The Treasury and the Bank of England (BoE) have suggested an increased likelihood of a state-backed digital pound in the second half of this decade, as a new “trusted and accessible” method of payment in the digital age for use by households and businesses for everyday payments.
However, the earliest we may see this digital currency is 2025, with Hunt stating; “We want to investigate what is possible first, whilst always making sure we protect financial stability.”
On 7th February 2023, a formal consultation was started by the Treasury and the BoE, drawing upon assessments of the case for a retail central bank digital currency (CBDC) and detailing how the e-currency would be held in digital ‘wallets’ by banks.
As part of their preparatory work, the parties have insisted that the currency would not be a replacement of current money, but work alongside and be interchangeable with cash and bank deposits.
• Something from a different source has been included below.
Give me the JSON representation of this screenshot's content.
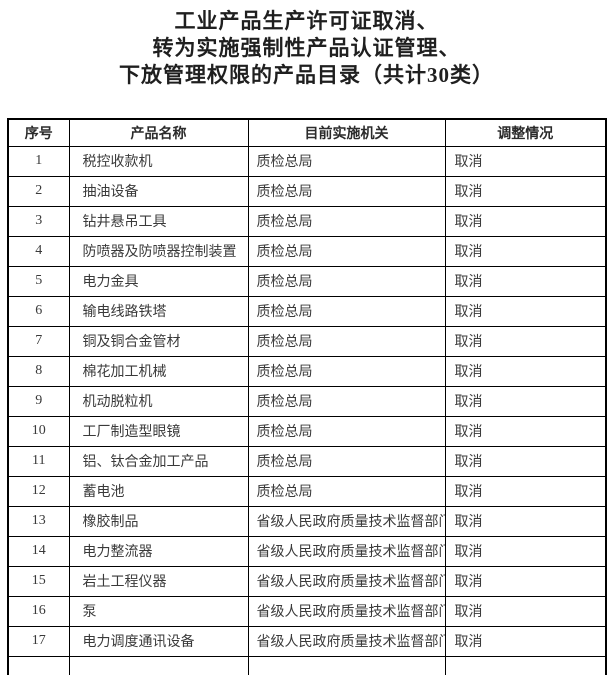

Cryptocurrencies are not backed by a central bank and therefore can be volatile, whereas the digital pound is likely to maintain the value of The Pound.
Reassurance that the public, experts, and organisations are at the heart of future digital financial decisions has been stated, with stakeholders being urged to respond to the Consultation by 7th June 2023, to ensure nationwide value alignment.
If approved, the currency would need a significant investment to launch, and initially there is likely to be limitations on the amount of digital currency Britons would be able to hold in their ‘wallet’.
Cunliffe detailed how a spending cap between £10,000 – £20,000 would be placed on users, to avoid the exploitation of the e-money system as a form of wealth storage.
The parties insist introduction of the digital pound is necessary to preserve future financial stability and also promote; “innovation, choice, and efficiency in payments.”
Laith Khalaf, Head of Investment Analysis at AJ Bell commented on the reduction in payment fees; “If a digital pound can streamline the payments infrastructure behind card payments, the fees merchants are charged could come down, making it easier and cheaper for them to process small payments.”
However, the sophisticated technology behind these types of currencies have ensued worries about financial control. CBDCs can be programmed to control consumer spending. China’s digital Yuan prototype has been developed with expiration dates of use, meaning consumers lose their money if they do not spend within the programmed timeframe.
Abilities to dictate purchase decisions and track and monitor spending would also be feasible through a central digital currency.
The main concerns arise from ensuring adequate consumer protection, as digital wallets hosted through third parties such as technology companies and crypto players, spark risk of vulnerability amid the ever-increasing threat and sophistication of cyber criminals.
For now, a technical blueprint will be constructed by the parties, with feedback from the consultation aiding the proposed development, with key focus on consumer and financial protection.